Desire Inspires said:


> No contracts? Is that beneficial to you?


Yes, because if there's no contract, then I still own the music I've written. That's beneficial because then I have the upper hand if there are any disputes later on. (U.S. copyright law says that ownership stays with the composer until there is a written contract stating otherwise.)

So for example, a client may decide they want to release a second film and reuse some music from the first film, claiming they already paid me for it. If no contracts were signed, then I maintain ownership and control over the music, so I can make them pay me a re-use fee or even stop them completely if I want.

Or the client may decide they want to sell the soundtrack on iTunes. If there's no contract? Then, _"Not so fast, buckeroo. That music is mine to sell, not yours."_

Daryl makes a good point, though. There are times where you do need a contract if you want to register with ASCAP/BMI to collect performance royalties. However, for my ASCAP experiences, those times are rare. If the producers fill out a cue sheet, then ASCAP does not require a contract. The cue sheet is all they need. However, for commercials where the client doesn't register with ASCAP and I've had to do that myself, in those cases, ASCAP has made me present a contract with language that says I retained the right to collect Performance Royalties.


----------



## airwavemusic (Aug 5, 2016)

DenisT said:


> Right now there is no contract. The client is a guy who needs music for a game, he likes my style, and that's why he asks me to compose something for him. Since there are no contract and conditions yet, I'm not sure what I should answer him...
> 
> I don't know why, but it seems wrong to me that a client could make money with MY music, just because I wrote it for his project... IF he wants to sell the track I wrote on Itunes, I should ask for a commission on each sale, isn't it ?
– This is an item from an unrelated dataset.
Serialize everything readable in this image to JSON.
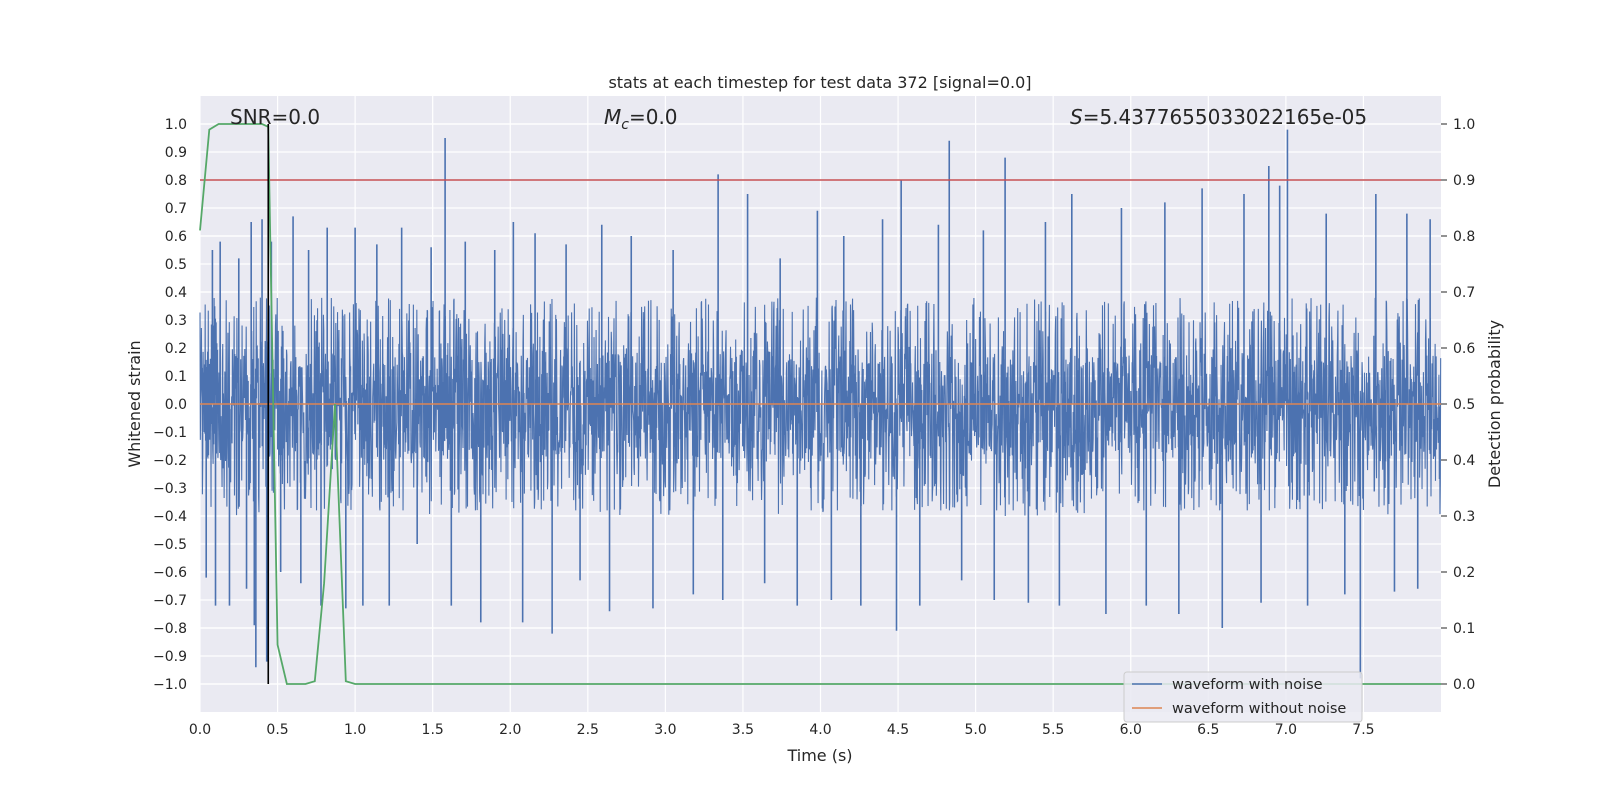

you should by all means keep the rights. Register the track ASAP to your local author rights society and performer rights agency. If the client disagrees, tell him to provide a proper contract licensing the music you made for him, and that grants you royalties on each single sale. A 30% rate is a minimum today, and in your case I'd even ask for a 50/50 deal on net income with evidence of all iTunes sales (available through your client's digital distributor), an artist royalty statement should be sent twice a year minimum, within 90 days following june 30th and dec 31st. On a sidenote, I strongly recommend anyone dealing with people to get a third party in charge of deals so one can focus on the music only. I got screwed too many times in my circuit (and you would be scared of the names!), and the digital music business is a MAZE, so I have an agent who now deals with people for me. I never do anything unless my agent sends me his ok. He takes a big chunk of my earnings but at least, I get paid 99% of the time.

Alternatively... if the fee is high enough, you're free to leave the sales percentage, but by all means register the tracks to your local rights society. Apple pays author rights, if you don't do this, that means the client even has the right to put his name instead of yours as the composer and get 100% off the publishing instead of his share. Careful with publishing and master rights, they're completely different things!


----------